Let’s extrapolate from the voting positions taken by the new Senators. It seems two new Senators, David Leyonhjelm and Bob Day, will oppose tax increases and are not likely to favour extra government spending initiatives. And we have the three PUP Senators plus Ricky Muir whose stance will primarily be populist, also opposing tax increases but probably equally unlikely to want to reduce spending. If these voting positions were to become critical in determining the future of government tax and spending in Australia, it would be a major problem.

That Australia’s fiscal position needs attention has now been widely understood for some time. The attention that is required is to reduce and ultimately remove the structural budget deficit that currently exists. Commentators differ over the severity of this problem, and about the time frame in which the problem must be dealt with, but few disagree that it needs fixing.
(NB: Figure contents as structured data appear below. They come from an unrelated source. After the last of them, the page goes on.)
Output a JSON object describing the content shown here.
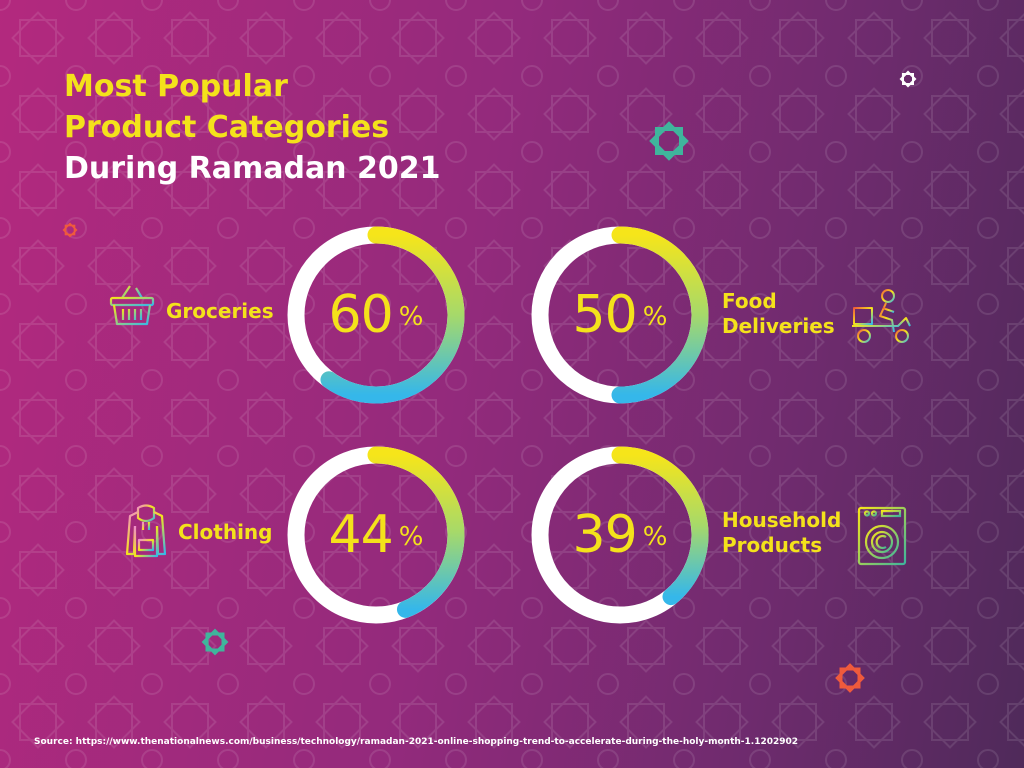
{
  "title": {
    "line1": "Most Popular",
    "line2": "Product Categories",
    "line3": "During Ramadan 2021"
  },
  "chart_data": {
    "type": "donut",
    "unit": "%",
    "categories": [
      "Groceries",
      "Food Deliveries",
      "Clothing",
      "Household Products"
    ],
    "values": [
      60,
      50,
      44,
      39
    ]
  },
  "labels": {
    "groceries": "Groceries",
    "food_line1": "Food",
    "food_line2": "Deliveries",
    "clothing": "Clothing",
    "household_line1": "Household",
    "household_line2": "Products"
  },
  "icons": [
    "basket-icon",
    "delivery-scooter-icon",
    "hoodie-icon",
    "washing-machine-icon"
  ],
  "colors": {
    "accent_yellow": "#f4e21b",
    "ring_base": "#ffffff",
    "arc_start": "#f6e51a",
    "arc_mid": "#a6d96a",
    "arc_end": "#35b7ea",
    "teal_star": "#3fb59c",
    "orange_star": "#ef5a3c"
  },
  "source": "Source: https://www.thenationalnews.com/business/technology/ramadan-2021-online-shopping-trend-to-accelerate-during-the-holy-month-1.1202902"
}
Fixing the deficit gap in a way that takes us back to the past, as John Edwards has demonstrated in his recent book “Beyond the Boom”, would involve using higher taxes to make up about 4/5 of the gap and lower spending for 1/5 of the gap. There’s no suggestion we must go back to the size of tax and spending in the past. Nor, however, is there any apparent imperative to change from that past balance. Public support for initiatives such as the National Disability Scheme, and the backlash against cuts to services and income support payments in the 2014-15 Budget, suggest much of the population thinks the past balance is about right.

Getting tax back on the table

Here, then, is the problem with the new Senate. Tax increases seem to be the main way in which budget deficit gap can be removed, yet the balance of power Senators are opposed to tax increases. Moreover, where opposition to tax increases is added to an unwillingness to cut existing programs, the task of reform is going to be made even more difficult.

Perhaps though this is all too much supposition based on one week’s events. Hopefully the new senators will learn that more is required than piecemeal policy-making. It is not enough just to say whether you like or don’t like each individual policy. Decision making in the national interest also requires preferences about individual policies to be disciplined by a recognition that the whole set of policies must be feasible and sustainable.

If that doesn’t happen, it may be up to the Labor Party to take up the slack. It might only be through a combination of Coalition and Labor senators that necessary budget reform can occur.

Scope for Labor support is likely to take some rejigging of Coalition policy – a move away from policies based on notions of undoing the age of entitlement towards policies that take a fairer approach to restoring budget balance such as removing tax superannuation benefits for high income earners or ending negative gearing. The Labor Party might then have to decide between enjoying the Coalition’s discomfort and giving Australia a sound fiscal framework.